At the same time, he noticed a pattern abroad, in cities like Sydney, New York, Paris, Dubai, where run clubs had become modern gathering points, especially for young people craving structure and connection. He shared the idea with his closest friends. What started as a single run between a handful of people quickly turned into a shared vision.
From eight friends to a citywide community
The first Run Club Beirut run was modest by design. Eight friends. A simple route from Mar Mikhael to Saifi and back. Twelve people in total. The run was called “Rouha w Raj3a”, out and back.
Then they posted. Slowly, messages started coming in. How can we join? When is the next run? Where do you meet? What people responded to, Jack believes, was the atmosphere. “They liked the vibe. The idea behind it.” Today, less than a year later, Run Club Beirut draws runners of all backgrounds and abilities. The demographic skews young, mostly between 22 and 35, but age has never been a barrier. Teenagers run alongside people in their sixties. Athletes line up next to first-time runners.
“We don’t want an exclusive environment,” Jack says. “Our runs are designed with different levels, advanced, intermediate, beginner. Everyone runs together.”
Running without labels
In a country where identity is often filtered through sect, party, and position, Run Club Beirut operates on a deliberate refusal. Religion and politics are off-limits. “People come from all religions. Sunni, Shia, Christian, Druze… everyone,” Jack explains. “Even if people have different political views, talking about that is not allowed.”
The choice is intentional. Jack points to the post-2019 years, when moments of unity gave way to fragmentation, fatigue, and distance. “We were united for a while,” he says. “Then we drifted apart. We became further from each other in real life.” Run Club Beirut attempts something deceptively simple: removing the labels altogether. “It’s about good vibes, running, sport,” he says. “Spreading positivity and peace.”
Social wellness
What emerges from the runs is connection. “People who didn’t know each other before have formed real friendships,” Jack says. “Literal groups. Just like any friend group you already have.” Some relationships stay within the bounds of the run. Others extend outward, into coffees, routines, shared lives.
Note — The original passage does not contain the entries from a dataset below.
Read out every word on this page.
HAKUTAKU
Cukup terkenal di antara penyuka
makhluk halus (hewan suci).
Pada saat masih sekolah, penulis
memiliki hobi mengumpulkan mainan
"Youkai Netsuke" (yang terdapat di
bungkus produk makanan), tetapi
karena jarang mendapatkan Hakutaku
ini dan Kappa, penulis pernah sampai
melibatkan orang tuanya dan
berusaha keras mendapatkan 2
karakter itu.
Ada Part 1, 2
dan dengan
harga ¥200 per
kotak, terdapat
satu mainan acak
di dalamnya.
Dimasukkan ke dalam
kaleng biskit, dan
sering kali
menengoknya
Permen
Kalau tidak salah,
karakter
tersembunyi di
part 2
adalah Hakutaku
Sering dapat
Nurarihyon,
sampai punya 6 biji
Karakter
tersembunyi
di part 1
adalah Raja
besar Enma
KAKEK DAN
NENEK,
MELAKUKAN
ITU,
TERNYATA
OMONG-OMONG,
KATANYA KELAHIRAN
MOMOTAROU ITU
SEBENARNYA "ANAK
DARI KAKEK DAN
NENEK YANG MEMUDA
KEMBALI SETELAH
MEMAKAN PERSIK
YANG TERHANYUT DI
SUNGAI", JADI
“What’s special is that it’s not divided,” he adds. “There’s no tension, no competition. It’s a safe environment.” The founders refer to this as social wellness, a concept increasingly emphasized in global health studies, and one often overlooked in Lebanon’s survival-driven culture. “Everyone talks about wellness,” Jack says. “But social wellness is just as important. Being connected directly affects your mental and physical health.”
Beyond Beirut
What began as a local response is now expanding outward. Run Club Beirut has already hosted runs in Paris and California. A London chapter, Run Club Beirut UK, is launching soon. “Our goal is to represent Beirut around the world,” Jack says. “And spread this mentality everywhere.”
The international presence has also turned the club into an unexpected meeting point for expats and foreigners. “Many people tell me, ‘When I used to come to Lebanon, I only saw the people I already knew,’” Jack says. “Here, you always meet new people. There are always new faces.”
What it wants to be remembered for
When asked what he hopes Run Club Beirut will ultimately stand for, “First of all, unity,” he says. “No matter the religion, no matter the political party, we are Lebanese.” He pauses. “We need to hold each other’s hands and build the country we want.”
Through running, he believes, even a simple message can carry unexpected weight. “If running can help spread positivity and hope,” he says, “I believe that alone can move mountains for Lebanon.” In a city where movement has long been synonymous with leaving, Run Club Beirut turns it into an act of presence: a collective choice to stay, to show up, and to keep moving forward.